In the end the enemy is complexity. You can't solve that by adding more security vendors,solutions and staff which is exactly what everyone seems to be doing.
Working at companies like this, you come to realize that they are so insulated in their special (monopolistic or almost) positions that they become blind to anything other than quarterly earnings per share.
On the rare case that something does blow up badly enough that executives must leave, they are still almost permanently cemented at their tier. So they just migrate to another poorly run large company to focus on their own short term gain.
Applying logic to this scenario doesn't work. It's really about balancing cost-benefits. Since the costs to being an idiot are very low once you reach a certain level, the downsides can be completely forgotten in pursuit of the upsides.
"Nextgen"AV would not have caught this. AV is still AV and looking at executables and binaries. Exploiting a vulnerability does not fit that bill.
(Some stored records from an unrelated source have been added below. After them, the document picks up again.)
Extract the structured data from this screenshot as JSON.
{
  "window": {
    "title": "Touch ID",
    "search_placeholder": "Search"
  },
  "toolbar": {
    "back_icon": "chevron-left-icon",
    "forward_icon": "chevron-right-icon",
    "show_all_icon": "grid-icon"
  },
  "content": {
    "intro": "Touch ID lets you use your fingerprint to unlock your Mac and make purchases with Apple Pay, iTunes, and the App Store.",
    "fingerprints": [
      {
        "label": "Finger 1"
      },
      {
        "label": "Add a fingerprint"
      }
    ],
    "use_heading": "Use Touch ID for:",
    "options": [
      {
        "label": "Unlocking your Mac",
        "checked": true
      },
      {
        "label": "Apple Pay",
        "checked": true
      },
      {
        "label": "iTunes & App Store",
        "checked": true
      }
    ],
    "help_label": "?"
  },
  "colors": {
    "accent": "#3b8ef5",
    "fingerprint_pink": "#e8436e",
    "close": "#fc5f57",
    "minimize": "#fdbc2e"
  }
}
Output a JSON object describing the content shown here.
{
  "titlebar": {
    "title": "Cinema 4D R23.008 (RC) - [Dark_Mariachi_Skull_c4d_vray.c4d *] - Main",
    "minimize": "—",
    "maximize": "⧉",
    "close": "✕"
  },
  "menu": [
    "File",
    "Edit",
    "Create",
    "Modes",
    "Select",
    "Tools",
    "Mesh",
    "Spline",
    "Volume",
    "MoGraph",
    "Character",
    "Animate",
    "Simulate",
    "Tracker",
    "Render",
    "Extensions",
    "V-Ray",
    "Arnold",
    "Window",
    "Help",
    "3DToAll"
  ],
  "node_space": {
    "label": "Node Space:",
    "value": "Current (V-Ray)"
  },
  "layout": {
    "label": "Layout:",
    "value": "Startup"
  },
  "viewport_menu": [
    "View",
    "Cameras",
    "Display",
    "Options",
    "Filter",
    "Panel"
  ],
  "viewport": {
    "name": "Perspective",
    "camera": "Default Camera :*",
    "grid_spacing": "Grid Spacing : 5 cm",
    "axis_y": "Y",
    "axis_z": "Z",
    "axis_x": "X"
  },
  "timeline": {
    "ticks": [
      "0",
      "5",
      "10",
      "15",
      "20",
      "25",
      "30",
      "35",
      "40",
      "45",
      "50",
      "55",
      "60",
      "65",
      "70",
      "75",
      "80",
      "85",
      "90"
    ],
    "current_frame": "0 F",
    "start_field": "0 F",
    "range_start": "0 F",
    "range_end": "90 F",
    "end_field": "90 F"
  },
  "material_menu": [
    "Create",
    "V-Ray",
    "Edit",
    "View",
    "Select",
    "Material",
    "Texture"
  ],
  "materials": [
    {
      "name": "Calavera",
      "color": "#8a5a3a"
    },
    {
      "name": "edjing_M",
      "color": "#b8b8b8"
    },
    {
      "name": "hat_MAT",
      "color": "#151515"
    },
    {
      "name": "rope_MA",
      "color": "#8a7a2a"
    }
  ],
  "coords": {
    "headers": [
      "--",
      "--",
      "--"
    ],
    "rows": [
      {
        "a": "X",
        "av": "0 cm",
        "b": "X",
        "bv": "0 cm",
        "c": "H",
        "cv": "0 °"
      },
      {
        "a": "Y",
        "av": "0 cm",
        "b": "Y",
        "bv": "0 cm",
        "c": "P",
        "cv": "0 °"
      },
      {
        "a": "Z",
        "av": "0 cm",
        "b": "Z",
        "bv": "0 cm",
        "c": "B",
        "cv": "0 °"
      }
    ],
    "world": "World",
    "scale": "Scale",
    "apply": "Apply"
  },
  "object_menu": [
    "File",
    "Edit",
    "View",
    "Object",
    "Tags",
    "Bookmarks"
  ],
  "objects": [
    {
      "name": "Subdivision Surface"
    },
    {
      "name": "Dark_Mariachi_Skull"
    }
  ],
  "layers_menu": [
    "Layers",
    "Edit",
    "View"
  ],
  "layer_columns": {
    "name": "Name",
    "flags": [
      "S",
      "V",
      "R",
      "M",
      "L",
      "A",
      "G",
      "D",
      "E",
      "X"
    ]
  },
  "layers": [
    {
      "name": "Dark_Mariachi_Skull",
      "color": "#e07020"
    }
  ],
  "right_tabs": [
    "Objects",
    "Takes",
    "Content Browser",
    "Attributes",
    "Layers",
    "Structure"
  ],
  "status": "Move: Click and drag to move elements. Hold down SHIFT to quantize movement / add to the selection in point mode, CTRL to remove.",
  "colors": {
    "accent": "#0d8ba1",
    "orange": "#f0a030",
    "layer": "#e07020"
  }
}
This incident had nothing to do with a 'virus'. Now many tools that include AV, say Crowdstrike, may have caught this...but AV is on the low-end of the hierarchy of needs when it comes securing your assets, especially servers. Much more so for Linux. AV is more of an end-user issue where they want to download files and execute them.
Carbon Black and Crowdstrike were traditionally EDR platforms. Crowdstrike had no AV capabilities until last year. They have now morphed into the EPP category as per Gartner. They are a now a suite of tools, where AV is just a single part of it that is the least important.
Any beyond that, "NextGen AV would have caught this" is the original premise. Nextgen tools were not needed. All they had to do was patch a well known Vulnerability within a period of MONTHS.
You can buy the fancy tools. If you can't do the basics, they are worthless.
Yeah but you'll always have unpatched vulns or 0days. You should patch but you should also account for when patching isn't enough. Sometimes servers get missed. Some places even have forgotten servers that aren't part of asset management. Some places don't have asset management.
The fancy tools are not a onse size fits all solution just like patching and goof security hygeine isn't.
The best, and possibly only way of preventing the theft of personal data is to not have it.
The amount of surface area a large organization needs to always protect its just too large, we can just assume at some point all that info will be taken.
I just tried to unfreeze my credit on Equifax and couldn't after several visits to their website and multiple phone calls. They are asking me to mail my SSN, address, birthday, etc..
At a certain point (age, level of wisdom, whatever) you realize when a company is focused on short term gain vs everything else. At that point, unless you just don't give a shit, you move on.
Not to bring politics into this, but there's a variant of capitalism that runs rampant in developed economies that is based almost exclusively on short term gain.
Equifax, like so many other companies, illustrates this story in painful detail - especially for those who work there.
There are so many executive poor behaviors that go on, affection not just their employees but their customers and beyond, that you might think by now there would be more attention paid to this. But the people who should be paying attention are quite like the executives who are overly focused on short term gain.
There are so many things wrong in that sentence but my most glaring question is: why on earth was she even receiving the alerts? That's so far below her level. So, there's more here than just the cert issue. There's also just a complete disregard for a secure mindset from the person that is supposed to be setting that mindset in the culture, along with what sounds like micro-managing to a state of no-managing.